Das Klopfen der Pfoten auf dem festgetrampelten Schnee, das Knirschen der Kufen, der schneidende, klare Fahrtwind, das begeisterte Hecheln und Jaulen – wie sehr er das vermisst hatte! Während der Vorbereitungen für Remis Erleuchtung war er kaum noch nach draußen gekommen.

Flores lenkte die Hunde auf die Große Palaststraße, die Mittlere Rampe hinunter und quer über den Platz der Erleuchtung. Das war ein Umweg, aber Erza legte Wert darauf, das Wappen der Tempeste, das auf den Schlitten prangte, möglichst öffentlich zu zeigen. Großzügigkeit, die im Geheimen geschah, war schließlich keine.

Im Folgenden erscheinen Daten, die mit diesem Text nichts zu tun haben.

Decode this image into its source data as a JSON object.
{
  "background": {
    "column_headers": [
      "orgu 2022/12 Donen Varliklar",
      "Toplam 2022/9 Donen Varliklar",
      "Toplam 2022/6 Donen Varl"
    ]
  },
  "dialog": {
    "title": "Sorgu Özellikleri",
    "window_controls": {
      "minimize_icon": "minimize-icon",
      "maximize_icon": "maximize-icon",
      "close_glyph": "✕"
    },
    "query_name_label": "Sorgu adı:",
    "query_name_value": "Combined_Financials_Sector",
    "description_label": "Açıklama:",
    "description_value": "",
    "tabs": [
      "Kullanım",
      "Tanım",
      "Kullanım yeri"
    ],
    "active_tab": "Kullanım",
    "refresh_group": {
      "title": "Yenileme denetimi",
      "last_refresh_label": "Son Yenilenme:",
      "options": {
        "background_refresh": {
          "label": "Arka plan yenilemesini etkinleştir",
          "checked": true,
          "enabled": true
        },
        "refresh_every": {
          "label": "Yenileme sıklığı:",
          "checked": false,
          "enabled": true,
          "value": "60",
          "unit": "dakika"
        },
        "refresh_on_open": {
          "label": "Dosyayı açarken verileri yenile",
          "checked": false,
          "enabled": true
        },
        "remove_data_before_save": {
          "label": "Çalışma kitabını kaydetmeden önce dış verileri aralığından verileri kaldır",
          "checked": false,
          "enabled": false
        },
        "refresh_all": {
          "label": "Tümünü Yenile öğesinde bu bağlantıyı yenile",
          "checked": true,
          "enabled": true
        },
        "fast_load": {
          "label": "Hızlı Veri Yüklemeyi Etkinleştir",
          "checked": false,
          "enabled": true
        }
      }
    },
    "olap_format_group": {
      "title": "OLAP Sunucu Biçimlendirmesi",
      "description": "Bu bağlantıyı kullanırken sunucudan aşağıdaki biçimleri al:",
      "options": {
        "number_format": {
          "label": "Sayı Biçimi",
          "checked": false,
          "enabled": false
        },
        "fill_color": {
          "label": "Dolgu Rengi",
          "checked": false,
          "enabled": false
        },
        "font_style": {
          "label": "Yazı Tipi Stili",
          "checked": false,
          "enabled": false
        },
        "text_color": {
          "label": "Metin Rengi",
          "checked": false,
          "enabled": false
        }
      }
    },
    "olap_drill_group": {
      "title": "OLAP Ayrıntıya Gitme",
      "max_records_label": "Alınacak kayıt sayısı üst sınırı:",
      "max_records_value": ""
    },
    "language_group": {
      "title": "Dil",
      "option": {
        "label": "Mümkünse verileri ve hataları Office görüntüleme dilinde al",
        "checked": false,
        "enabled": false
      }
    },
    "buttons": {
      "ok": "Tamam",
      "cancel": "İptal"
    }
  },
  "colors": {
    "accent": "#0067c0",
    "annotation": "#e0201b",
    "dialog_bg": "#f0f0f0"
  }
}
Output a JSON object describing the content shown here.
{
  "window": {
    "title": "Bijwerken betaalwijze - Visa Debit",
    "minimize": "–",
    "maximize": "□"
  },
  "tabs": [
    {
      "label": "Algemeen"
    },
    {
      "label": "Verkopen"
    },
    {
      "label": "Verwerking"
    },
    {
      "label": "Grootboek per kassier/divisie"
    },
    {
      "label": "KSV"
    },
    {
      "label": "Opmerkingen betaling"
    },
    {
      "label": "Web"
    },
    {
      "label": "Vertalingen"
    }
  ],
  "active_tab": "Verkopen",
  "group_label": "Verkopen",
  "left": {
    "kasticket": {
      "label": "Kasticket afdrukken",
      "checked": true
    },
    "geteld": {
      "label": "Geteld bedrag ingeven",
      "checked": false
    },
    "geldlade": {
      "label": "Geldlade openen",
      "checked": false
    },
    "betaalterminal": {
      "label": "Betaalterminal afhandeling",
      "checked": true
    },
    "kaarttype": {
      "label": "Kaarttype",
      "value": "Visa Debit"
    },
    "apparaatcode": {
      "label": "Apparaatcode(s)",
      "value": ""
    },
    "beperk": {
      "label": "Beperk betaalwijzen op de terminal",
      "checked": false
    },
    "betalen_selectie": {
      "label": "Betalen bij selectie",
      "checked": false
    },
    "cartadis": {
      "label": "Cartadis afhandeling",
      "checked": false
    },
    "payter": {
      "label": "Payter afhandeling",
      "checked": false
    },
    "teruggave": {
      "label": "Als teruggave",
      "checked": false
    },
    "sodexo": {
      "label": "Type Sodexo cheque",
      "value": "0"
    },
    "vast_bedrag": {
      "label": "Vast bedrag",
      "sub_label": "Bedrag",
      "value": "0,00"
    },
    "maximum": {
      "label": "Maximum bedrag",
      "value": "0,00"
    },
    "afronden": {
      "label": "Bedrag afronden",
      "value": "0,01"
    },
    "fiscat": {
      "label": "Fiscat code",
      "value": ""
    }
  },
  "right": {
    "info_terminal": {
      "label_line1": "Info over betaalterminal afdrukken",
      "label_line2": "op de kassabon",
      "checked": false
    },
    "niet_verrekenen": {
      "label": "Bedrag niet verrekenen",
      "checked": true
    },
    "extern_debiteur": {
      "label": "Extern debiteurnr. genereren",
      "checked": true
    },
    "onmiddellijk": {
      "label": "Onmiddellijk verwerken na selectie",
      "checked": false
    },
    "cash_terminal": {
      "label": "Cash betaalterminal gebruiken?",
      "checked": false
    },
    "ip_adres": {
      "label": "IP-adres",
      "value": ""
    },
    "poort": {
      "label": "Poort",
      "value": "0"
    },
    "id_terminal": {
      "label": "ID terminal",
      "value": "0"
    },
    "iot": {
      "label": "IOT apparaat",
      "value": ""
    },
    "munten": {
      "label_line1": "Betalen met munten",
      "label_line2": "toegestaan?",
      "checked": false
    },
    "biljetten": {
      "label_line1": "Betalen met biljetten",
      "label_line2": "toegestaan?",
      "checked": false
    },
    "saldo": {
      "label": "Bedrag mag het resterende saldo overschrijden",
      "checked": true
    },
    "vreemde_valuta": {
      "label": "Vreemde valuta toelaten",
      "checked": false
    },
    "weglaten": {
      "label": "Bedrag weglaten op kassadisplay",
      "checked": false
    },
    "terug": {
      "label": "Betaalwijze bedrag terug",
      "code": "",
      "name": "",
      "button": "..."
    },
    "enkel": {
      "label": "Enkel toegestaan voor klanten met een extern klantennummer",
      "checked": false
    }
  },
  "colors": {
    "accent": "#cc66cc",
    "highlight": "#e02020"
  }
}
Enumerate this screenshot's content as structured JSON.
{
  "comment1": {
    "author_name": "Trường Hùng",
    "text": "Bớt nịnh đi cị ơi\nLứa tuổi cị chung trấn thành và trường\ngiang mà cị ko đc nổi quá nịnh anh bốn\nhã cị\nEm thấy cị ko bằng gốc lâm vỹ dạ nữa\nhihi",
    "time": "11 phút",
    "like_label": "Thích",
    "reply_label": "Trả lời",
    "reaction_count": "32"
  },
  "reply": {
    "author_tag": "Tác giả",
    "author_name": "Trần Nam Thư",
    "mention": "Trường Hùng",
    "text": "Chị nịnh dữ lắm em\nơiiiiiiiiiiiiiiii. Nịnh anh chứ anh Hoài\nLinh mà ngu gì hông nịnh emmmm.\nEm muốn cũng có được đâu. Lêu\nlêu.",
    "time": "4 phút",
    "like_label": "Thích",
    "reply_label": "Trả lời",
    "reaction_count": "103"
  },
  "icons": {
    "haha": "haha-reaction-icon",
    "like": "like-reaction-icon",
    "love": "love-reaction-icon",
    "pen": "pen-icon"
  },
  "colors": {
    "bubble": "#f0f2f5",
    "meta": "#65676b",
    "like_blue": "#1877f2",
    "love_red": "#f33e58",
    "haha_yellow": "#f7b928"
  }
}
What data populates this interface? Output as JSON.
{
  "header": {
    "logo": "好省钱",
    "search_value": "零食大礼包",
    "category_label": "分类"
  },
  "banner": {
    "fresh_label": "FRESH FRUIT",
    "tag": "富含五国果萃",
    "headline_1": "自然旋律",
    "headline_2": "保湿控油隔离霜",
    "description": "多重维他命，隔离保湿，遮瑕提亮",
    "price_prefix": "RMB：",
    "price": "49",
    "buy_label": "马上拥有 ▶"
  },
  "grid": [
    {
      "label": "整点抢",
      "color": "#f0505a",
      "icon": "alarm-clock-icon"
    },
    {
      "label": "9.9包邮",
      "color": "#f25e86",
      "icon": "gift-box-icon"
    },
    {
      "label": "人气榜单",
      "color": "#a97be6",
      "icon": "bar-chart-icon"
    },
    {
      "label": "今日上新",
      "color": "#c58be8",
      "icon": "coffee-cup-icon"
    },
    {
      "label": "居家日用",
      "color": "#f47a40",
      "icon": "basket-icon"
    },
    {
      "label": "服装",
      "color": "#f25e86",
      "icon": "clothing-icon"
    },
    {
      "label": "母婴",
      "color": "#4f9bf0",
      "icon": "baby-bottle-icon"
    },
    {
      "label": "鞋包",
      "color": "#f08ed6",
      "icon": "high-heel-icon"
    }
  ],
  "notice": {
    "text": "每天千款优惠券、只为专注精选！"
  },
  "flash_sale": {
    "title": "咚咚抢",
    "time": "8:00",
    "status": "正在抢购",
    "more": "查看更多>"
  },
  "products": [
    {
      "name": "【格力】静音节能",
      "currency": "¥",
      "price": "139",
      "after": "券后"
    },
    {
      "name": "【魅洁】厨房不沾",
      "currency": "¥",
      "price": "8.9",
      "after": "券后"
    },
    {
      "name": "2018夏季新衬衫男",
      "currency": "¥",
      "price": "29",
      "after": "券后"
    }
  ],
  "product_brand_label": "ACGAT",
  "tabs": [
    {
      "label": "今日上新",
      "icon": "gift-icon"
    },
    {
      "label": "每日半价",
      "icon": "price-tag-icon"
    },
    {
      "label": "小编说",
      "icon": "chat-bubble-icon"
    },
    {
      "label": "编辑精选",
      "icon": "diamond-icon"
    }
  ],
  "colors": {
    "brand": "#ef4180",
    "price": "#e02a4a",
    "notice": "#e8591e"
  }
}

Jenseits des Platzes der Erleuchtung wurden die Straßen schmäler und die Häuser niedriger. Qualm von feuchtem Torf waberte zwischen den Fassaden und beschmutzte den Schnee. Flores drosselte das Tempo der Hunde – auf diesen Straßen war wenig Platz zum Ausweichen, und er mit seinem Tross war nicht der Einzige, der das spärliche Tageslicht nutzte. Blut­suppe wurde aus einem dampfenden Kessel ausgeschenkt, ein Kufenmacher hatte die halbe Straße mit seinen Erzeugnissen vollgestellt, eine Fellgerberin pries ihre Waren an, Leute trugen gefrorenen Fisch vom Straßenmarkt nach Hause, dazwischen spielten Kinder im Schnee.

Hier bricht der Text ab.